Why does the argument for the find closure need two ampersands?

Question

I have been playing with Rust by porting my Score4 AI engine to it - basing the work on my functional-style implementation in OCaml. I specifically wanted to see how Rust fa

Answer 1

This here

moves_and_scores.iter()

gives you an iterator over borrowed vector elements. If you follow the API doc what type this is, you'll notice that it's just the iterator for a borrowed slice and this implements Iterator with Item=&T where T is (u32, i32) in your case.

Then, you use find which takes a predicate which takes a &Item as parameter. Sice Item already is a reference in your case, the predicate has to take a &&(u32, i32).

pub trait Iterator {
    ...
    fn find<P>(&mut self, predicate: P) -> Option<Self::Item>
    where P: FnMut(&Self::Item) -> bool {...}
    ...            ^

It was probably defined like this because it's only supposed to inspect the item and return a bool. This does not require the item being passed by value.
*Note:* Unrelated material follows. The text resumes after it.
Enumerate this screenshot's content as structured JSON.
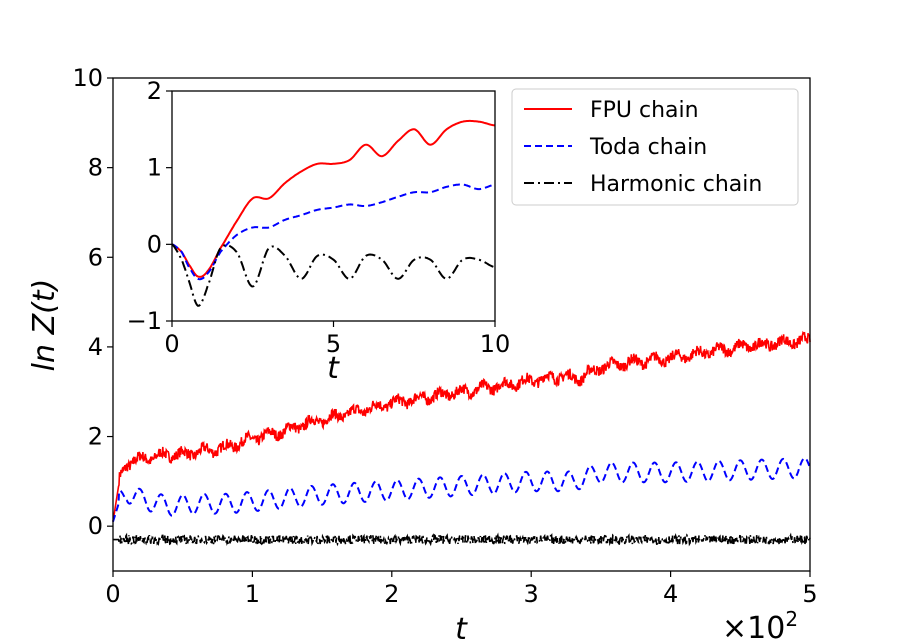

If you want an iterator over (u32, i32) you could write

moves_and_scores.iter().cloned()

cloned() converts the iterator from one with an Item type &T to one with an Item type T if T is Clone. Another way to do it would be to use into_iter() instead of iter().
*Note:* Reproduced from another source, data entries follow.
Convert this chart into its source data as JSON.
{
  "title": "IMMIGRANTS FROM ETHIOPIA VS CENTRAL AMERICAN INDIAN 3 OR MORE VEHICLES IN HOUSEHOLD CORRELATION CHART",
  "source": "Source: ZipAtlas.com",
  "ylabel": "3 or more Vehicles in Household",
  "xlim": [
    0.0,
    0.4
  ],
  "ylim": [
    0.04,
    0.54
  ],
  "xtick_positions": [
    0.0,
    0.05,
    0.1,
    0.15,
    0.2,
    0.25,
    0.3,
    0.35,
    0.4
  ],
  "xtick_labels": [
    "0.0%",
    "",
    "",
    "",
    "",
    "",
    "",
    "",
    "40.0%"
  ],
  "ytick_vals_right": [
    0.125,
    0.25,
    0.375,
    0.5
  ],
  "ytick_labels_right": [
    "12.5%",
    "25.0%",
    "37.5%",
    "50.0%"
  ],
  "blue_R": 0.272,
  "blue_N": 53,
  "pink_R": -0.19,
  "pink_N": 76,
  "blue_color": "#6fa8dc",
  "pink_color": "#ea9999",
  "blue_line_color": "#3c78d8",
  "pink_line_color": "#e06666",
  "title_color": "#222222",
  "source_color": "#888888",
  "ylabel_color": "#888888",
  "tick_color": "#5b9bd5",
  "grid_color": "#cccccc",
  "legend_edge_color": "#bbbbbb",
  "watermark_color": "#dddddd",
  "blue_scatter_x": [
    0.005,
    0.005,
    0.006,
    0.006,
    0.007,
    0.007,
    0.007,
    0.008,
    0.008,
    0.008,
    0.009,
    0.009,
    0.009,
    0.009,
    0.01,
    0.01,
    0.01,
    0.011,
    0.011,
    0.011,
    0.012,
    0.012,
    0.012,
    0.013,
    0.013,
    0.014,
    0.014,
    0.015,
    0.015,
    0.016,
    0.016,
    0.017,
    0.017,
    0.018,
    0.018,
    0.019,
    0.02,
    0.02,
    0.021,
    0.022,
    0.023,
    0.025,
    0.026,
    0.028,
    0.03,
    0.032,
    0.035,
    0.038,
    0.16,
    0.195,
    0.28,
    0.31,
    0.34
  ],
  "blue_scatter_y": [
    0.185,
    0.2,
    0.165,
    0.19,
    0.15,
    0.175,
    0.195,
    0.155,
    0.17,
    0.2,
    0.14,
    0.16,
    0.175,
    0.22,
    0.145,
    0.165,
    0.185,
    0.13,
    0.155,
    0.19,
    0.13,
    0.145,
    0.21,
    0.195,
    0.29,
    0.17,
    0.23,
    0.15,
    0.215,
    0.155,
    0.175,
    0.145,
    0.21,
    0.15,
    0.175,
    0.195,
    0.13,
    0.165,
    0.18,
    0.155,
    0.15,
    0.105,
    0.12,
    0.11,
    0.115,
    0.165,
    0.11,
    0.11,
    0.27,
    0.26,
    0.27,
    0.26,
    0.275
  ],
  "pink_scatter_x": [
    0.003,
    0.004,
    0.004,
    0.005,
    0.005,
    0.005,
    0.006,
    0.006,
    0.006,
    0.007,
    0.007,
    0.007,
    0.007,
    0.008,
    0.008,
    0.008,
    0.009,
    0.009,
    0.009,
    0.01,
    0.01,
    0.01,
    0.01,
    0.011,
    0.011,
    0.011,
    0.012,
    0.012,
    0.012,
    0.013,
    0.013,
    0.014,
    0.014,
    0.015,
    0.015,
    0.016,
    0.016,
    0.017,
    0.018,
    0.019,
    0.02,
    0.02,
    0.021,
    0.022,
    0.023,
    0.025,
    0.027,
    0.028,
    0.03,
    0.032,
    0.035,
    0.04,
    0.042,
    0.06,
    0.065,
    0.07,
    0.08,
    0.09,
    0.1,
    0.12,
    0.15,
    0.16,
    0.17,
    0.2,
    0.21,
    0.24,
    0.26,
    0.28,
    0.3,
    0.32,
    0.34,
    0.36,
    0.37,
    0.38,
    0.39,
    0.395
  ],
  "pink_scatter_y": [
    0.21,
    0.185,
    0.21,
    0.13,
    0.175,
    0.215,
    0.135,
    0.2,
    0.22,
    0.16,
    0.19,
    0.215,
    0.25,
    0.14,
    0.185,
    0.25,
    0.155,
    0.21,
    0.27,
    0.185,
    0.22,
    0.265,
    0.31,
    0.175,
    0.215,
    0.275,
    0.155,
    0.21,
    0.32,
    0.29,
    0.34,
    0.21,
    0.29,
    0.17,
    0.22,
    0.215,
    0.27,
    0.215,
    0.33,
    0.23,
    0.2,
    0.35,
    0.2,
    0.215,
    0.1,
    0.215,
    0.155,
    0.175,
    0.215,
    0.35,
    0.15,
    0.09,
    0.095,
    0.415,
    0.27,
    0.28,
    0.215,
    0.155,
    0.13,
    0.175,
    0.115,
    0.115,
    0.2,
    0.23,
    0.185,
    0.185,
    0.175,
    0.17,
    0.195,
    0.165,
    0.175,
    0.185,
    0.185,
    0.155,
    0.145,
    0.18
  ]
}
moves_and_scores.into_iter()

The difference between the two is that the first option clones the borrowed elements while the 2nd one consumes the vector and moves the elements out of it.

By writing the lambda like this

|&&(_, score)| score == target_score

you destructure the "double reference" and create a local copy of the i32. This is allowed since i32 is a simple type that is Copy.

Instead of destructuring the parameter of your predicate you could also write

|move_and_score| move_and_score.1 == target_score

because the dot operator automatically dereferences as many times as needed.